In another study, 15 Indian infants (age between 45 days and 5 months) presented with severe left ventricular dysfunction, and were found to have hypocalcaemia with or without hypomagnesaemia. Vitamin D was identified as the main cause of hypocalcaemia. These children improved on supplementation of Vitamin D and Calcium [14].

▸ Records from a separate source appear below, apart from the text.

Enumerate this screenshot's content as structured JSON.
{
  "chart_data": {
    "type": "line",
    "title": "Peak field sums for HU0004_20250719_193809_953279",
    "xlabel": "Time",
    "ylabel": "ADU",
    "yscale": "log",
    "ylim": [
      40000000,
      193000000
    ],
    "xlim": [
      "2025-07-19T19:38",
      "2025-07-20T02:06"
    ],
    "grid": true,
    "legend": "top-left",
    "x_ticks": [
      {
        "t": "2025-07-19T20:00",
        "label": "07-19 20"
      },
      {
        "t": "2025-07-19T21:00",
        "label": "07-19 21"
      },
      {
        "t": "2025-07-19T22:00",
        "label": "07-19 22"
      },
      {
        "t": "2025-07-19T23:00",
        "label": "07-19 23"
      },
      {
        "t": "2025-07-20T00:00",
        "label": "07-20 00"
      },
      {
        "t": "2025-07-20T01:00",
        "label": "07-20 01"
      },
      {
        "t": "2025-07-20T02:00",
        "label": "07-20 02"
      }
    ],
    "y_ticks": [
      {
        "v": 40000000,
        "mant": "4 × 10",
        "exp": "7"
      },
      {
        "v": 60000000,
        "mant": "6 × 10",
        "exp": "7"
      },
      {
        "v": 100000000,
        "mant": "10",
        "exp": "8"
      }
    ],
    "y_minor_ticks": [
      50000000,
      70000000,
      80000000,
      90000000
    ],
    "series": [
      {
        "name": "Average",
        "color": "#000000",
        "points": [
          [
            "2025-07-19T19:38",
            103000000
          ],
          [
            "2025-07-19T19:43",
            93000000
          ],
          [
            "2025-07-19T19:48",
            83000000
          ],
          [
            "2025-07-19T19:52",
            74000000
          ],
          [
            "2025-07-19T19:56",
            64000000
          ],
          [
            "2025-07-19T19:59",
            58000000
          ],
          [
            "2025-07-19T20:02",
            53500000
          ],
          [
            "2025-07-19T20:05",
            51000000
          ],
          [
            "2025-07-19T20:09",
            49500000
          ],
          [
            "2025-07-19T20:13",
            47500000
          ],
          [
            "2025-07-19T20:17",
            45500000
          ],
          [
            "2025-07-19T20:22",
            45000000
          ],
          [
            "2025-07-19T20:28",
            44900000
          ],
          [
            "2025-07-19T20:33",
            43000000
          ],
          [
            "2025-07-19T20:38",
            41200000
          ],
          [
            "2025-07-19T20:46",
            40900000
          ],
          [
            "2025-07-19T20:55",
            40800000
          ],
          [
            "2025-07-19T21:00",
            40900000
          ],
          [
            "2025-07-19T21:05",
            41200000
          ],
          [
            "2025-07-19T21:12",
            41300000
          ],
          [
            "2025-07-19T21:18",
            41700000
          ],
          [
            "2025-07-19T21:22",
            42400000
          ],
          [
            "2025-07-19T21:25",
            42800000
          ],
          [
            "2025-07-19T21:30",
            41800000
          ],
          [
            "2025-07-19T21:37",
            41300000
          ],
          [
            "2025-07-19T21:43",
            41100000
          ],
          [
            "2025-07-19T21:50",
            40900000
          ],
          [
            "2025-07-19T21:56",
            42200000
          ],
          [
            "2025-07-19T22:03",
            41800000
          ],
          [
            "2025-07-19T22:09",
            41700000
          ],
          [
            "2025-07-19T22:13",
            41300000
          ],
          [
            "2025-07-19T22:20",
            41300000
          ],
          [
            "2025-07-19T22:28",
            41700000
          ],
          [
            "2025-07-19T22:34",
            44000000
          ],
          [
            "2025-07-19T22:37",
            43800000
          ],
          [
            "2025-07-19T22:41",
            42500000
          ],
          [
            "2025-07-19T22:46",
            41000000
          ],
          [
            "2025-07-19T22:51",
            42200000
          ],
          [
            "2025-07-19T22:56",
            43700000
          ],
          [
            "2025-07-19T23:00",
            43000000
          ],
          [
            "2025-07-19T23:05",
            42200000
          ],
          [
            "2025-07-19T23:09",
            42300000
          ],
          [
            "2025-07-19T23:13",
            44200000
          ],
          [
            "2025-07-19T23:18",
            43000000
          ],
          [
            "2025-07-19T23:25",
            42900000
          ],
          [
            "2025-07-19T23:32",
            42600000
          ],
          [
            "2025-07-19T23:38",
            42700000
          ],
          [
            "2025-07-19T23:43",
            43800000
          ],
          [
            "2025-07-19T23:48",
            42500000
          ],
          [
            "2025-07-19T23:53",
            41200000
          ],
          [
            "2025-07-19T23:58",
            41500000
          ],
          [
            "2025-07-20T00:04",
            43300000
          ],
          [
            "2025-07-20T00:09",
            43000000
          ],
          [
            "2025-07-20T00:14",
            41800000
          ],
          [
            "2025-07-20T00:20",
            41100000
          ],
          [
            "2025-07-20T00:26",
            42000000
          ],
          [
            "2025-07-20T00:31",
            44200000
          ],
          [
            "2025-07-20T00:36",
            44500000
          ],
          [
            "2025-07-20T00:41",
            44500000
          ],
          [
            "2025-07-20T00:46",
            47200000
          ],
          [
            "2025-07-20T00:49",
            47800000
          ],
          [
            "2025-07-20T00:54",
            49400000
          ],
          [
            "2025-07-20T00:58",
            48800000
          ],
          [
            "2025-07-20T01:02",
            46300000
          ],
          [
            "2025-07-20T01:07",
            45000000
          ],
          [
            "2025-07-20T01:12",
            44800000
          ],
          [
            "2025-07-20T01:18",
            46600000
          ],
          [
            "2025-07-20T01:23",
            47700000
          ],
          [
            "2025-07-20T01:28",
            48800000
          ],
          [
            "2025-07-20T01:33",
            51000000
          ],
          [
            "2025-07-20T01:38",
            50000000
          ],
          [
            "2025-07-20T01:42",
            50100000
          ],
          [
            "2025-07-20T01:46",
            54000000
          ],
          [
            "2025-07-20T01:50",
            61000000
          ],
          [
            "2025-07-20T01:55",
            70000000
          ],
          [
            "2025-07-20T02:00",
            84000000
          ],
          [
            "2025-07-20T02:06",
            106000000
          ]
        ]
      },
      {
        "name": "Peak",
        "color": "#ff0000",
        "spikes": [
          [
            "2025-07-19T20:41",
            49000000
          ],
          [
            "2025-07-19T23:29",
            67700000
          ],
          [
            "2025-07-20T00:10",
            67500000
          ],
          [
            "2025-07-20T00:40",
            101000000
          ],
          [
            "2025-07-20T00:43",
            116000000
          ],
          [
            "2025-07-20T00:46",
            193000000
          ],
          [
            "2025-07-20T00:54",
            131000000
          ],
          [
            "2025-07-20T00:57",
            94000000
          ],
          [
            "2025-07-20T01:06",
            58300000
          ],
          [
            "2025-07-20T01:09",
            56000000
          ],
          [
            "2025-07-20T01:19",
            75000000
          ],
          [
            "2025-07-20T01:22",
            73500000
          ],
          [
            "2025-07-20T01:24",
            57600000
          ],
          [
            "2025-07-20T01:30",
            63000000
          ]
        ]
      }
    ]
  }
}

In our case, the baby presented with severe hypocalcaemic DCM at a very young age of one and half months. He was exclusively breastfed. Our baby was investigated for other possible causes for his DCM; like metabolic disorders, viral infections and other cardiac causes leading to DCM. There was no family history of any similar problem and the investigations were negative for other causes, hence it was evident that it was only due to Vitamin D deficiency. The child also improved very well with Calcium and Vitamin D administration. Most cases of nutritional rickets can be prevented by universal administration of daily multivitamin containing 400 IU of Vitamin D to infants who are breast fed; older children should receive 600 IU/ day [15].

Conclusion

The association of hypocalcemia-induced DCM is of noted importance when encountering a patient with a new diagnosis of DCM. With increased suspicion, the diagnosis of hypocalcemia-induced DCM can be made and prompt treatment can lead to recovery of cardiac function and better patient outcome. This report adds to the already existing evidence that Vitamin D deficiency remains a major health problem in India. It highlights the importance of administering Vitamin D prophylaxis for pregnant mothers at a daily dose of 800 - 1000 units and for babies at a daily dose of 400 units soon after birth. This can prevent hypocalcemia-induced cardiac problems which is a serious complication of nutritional vitamin D deficiency.